Private Capital Investment in the Grid of the Future
As states and utilities look for even more from EE, another transition is under way. New York and California are leading a growing number of states in redesigning their EE programs with the specific goal of attracting private capital investment to replace public funds. A critical goal of New York’s Reforming the Energy Vision (REV) initiative is “market animation,” i.e. specifically structuring programs to attract private capital to create efficiency at scale. A measured performance requirement enables a transactional model that goes a long way towards meeting these goals.

Still, attracting mainstream capital sources to EE investments requires standardization, streamlined processes, and the ability to understand and manage performance risk. Pay-for-performance models support these outcomes by creating a standard measure for energy reduction as an asset. The Investor Confidence Project (ICP), an initiative of the Environmental Defense Fund that is now part of the US Green Building Council, includes an Investor Ready Energy EfficiencyTM certification that creates projects with uniform project development and performance tracking requirements, so that SMEs can benefit from the same sophisticated financing that large commercial buildings have enjoyed for years. ICP certification provides a “seal of approval” that increases property owner’s confidence in EE vendors and enhances market efficiency. These are real steps forward, but more is needed.

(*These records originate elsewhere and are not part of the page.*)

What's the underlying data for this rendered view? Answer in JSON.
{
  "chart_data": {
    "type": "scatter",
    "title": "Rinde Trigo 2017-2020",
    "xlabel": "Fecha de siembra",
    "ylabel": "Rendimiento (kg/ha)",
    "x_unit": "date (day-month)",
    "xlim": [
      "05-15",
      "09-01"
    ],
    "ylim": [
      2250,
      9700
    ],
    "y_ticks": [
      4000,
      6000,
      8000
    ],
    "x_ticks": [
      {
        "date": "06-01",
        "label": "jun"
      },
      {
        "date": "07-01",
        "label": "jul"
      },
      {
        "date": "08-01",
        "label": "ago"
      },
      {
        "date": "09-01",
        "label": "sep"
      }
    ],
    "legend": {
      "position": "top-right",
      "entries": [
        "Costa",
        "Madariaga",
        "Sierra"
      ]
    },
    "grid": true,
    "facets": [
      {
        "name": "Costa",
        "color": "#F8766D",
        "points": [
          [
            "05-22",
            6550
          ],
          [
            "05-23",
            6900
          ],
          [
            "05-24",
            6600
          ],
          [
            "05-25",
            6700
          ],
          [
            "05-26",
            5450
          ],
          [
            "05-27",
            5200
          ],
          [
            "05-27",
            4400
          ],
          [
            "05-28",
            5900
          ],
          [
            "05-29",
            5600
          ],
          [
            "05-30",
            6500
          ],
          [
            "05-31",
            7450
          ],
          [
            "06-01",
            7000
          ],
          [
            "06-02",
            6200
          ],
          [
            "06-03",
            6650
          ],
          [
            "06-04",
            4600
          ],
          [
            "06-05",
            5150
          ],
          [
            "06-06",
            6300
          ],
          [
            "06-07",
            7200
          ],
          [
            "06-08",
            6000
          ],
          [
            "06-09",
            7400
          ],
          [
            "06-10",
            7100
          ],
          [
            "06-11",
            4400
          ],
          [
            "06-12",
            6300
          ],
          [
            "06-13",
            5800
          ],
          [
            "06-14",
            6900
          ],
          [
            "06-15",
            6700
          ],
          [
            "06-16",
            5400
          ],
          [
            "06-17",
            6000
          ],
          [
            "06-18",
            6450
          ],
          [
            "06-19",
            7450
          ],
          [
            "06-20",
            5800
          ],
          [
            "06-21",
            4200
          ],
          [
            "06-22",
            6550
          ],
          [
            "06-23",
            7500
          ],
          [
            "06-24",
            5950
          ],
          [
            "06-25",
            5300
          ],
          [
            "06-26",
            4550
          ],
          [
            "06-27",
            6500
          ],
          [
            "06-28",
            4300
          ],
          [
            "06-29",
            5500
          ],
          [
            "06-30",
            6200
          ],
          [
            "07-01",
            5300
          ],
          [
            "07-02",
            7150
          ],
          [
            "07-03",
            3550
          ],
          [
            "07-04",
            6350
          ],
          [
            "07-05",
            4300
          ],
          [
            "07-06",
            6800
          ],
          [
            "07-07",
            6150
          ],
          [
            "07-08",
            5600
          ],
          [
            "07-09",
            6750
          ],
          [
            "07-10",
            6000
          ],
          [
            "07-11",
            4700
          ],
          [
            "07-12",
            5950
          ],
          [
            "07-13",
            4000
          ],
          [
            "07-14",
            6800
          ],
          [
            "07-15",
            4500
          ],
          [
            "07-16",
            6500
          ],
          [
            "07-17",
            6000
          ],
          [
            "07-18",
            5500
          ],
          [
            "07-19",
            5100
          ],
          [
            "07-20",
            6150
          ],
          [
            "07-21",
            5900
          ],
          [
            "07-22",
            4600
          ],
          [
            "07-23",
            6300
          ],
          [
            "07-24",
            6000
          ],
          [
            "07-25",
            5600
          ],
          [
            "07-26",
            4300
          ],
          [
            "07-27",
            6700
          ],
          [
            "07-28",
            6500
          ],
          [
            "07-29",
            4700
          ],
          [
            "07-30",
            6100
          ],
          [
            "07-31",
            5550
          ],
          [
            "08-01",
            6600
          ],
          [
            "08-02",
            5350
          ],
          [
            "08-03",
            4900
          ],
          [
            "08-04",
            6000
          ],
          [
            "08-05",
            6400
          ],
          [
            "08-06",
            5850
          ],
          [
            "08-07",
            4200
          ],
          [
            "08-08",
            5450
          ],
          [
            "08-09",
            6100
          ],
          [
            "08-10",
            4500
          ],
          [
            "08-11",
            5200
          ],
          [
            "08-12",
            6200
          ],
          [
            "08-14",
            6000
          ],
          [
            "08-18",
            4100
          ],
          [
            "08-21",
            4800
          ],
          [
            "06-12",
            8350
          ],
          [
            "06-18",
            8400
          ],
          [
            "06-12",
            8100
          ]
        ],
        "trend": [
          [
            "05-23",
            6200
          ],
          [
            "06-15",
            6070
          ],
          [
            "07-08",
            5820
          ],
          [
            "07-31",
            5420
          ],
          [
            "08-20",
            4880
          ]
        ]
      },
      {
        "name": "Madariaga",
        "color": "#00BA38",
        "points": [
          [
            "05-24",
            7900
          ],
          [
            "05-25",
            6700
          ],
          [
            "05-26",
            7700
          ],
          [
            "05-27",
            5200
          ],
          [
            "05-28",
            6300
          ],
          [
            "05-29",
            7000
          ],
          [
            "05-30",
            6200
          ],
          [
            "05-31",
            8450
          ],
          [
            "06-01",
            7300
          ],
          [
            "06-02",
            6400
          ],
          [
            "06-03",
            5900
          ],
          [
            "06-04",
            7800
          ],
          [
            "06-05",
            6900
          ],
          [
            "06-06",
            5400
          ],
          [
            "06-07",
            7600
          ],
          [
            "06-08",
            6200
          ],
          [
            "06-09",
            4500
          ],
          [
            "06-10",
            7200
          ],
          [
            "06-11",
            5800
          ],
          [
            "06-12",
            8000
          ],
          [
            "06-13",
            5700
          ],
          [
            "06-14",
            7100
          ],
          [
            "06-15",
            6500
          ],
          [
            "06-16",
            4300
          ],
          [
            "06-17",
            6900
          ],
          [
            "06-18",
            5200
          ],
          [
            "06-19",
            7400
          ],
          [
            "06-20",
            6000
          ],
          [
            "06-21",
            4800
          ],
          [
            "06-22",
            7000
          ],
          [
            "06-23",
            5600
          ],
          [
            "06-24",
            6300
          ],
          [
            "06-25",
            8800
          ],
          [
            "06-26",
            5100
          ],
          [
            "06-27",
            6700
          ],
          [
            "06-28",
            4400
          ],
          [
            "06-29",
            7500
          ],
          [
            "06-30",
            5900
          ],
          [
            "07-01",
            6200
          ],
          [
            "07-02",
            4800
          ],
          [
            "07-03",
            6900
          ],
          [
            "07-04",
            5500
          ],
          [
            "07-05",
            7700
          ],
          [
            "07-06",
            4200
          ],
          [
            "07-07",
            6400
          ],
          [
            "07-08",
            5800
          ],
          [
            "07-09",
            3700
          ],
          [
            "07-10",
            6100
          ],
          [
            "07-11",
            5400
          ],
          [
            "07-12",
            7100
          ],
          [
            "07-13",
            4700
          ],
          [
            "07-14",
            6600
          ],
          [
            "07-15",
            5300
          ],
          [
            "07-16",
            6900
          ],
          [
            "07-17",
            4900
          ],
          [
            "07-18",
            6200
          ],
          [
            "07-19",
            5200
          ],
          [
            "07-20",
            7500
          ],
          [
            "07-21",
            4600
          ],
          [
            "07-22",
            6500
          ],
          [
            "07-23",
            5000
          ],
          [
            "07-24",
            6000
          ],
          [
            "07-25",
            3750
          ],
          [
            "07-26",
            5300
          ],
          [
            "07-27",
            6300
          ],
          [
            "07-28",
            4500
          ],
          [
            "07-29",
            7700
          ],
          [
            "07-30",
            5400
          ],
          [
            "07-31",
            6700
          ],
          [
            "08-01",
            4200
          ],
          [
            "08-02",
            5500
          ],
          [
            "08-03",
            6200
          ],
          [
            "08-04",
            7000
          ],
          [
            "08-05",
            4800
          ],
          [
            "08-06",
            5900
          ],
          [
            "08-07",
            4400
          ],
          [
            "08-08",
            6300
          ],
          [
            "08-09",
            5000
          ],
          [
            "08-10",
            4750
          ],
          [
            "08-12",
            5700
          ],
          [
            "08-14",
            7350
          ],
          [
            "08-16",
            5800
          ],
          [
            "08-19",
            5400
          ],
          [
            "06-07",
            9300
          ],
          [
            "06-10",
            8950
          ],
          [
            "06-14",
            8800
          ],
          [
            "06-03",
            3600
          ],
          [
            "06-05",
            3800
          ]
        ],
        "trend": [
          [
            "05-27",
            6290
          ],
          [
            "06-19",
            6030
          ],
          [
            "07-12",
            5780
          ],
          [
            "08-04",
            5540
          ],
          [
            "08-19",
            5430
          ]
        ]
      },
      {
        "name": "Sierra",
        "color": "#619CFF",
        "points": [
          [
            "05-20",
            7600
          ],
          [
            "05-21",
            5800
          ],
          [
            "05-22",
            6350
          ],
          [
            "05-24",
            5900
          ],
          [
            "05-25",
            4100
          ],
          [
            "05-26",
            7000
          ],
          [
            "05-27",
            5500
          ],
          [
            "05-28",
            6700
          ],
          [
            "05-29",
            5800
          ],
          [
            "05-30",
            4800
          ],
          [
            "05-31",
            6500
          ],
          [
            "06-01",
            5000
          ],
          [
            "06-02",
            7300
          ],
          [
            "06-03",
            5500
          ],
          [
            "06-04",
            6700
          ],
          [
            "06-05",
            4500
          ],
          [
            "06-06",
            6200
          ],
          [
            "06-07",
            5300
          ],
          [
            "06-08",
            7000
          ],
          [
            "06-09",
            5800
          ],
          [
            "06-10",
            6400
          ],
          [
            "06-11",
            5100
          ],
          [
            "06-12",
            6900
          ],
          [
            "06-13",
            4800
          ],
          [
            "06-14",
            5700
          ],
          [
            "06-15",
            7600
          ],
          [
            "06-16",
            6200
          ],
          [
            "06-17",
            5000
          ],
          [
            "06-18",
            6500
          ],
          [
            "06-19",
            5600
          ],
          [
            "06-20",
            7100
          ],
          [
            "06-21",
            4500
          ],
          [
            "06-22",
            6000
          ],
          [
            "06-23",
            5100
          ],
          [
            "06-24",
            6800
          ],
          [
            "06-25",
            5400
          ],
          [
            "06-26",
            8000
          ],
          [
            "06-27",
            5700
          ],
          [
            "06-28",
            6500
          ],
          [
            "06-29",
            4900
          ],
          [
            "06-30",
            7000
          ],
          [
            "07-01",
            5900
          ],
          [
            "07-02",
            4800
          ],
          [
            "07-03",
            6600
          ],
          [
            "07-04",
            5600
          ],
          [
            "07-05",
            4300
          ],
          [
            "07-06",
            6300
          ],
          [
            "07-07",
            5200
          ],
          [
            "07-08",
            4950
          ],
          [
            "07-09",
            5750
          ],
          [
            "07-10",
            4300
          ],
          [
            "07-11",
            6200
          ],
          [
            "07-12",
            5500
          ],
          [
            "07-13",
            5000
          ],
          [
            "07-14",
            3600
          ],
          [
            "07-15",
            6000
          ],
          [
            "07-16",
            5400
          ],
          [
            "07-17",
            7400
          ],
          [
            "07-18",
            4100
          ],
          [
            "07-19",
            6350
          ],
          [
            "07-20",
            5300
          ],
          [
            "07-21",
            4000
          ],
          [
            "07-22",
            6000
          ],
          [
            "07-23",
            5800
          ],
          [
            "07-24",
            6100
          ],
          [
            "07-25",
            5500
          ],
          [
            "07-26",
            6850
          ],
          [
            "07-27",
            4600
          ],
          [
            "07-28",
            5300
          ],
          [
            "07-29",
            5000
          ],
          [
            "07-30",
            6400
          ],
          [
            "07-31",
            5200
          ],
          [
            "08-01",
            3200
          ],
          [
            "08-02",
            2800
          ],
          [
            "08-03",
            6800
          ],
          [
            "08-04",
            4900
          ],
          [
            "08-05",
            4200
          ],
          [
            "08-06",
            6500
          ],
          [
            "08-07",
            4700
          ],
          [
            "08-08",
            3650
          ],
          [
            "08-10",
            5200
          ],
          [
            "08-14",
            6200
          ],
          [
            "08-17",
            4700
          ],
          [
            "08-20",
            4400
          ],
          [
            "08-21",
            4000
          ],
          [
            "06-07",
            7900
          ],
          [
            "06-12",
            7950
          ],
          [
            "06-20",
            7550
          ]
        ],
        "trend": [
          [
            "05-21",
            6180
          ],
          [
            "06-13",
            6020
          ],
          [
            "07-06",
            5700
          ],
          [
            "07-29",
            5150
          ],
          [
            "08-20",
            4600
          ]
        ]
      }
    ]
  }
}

Pay-for-performance models also allow for greater mitigation of investor risk. The ability to quantify EE savings allows for new financial instruments to increase the flow of capital in EE investment. Hartford Steam Boiler Inspection and Insurance Company (HSB), a subsidiary of Munich Re, has entered the market with an EE performance insurance product designed around the needs of the SME market. This product relies on standardized methods of EE measurement and verification to manage risk at the portfolio level. The result is a cost-effective means of addressing the unique needs of this market. Full disclosure, HSB’s first performance insurance policy for SME was written for JouleSmart.

We now have the tools to use foresight, not hindsight, to understand the value that EE brings. When the performance of EE investments can be measured, guaranteed, and insured through an investment grade counterparty, the private market has demonstrated its ability to take on and manage performance risk for the benefit of property owners and utility program managers alike. As the industry aligns around pay-for-performance standards through pilots in NY, CA and two other states, this may be the breakthrough we need for “smart” efficiency to take its proper role in the grid of the future.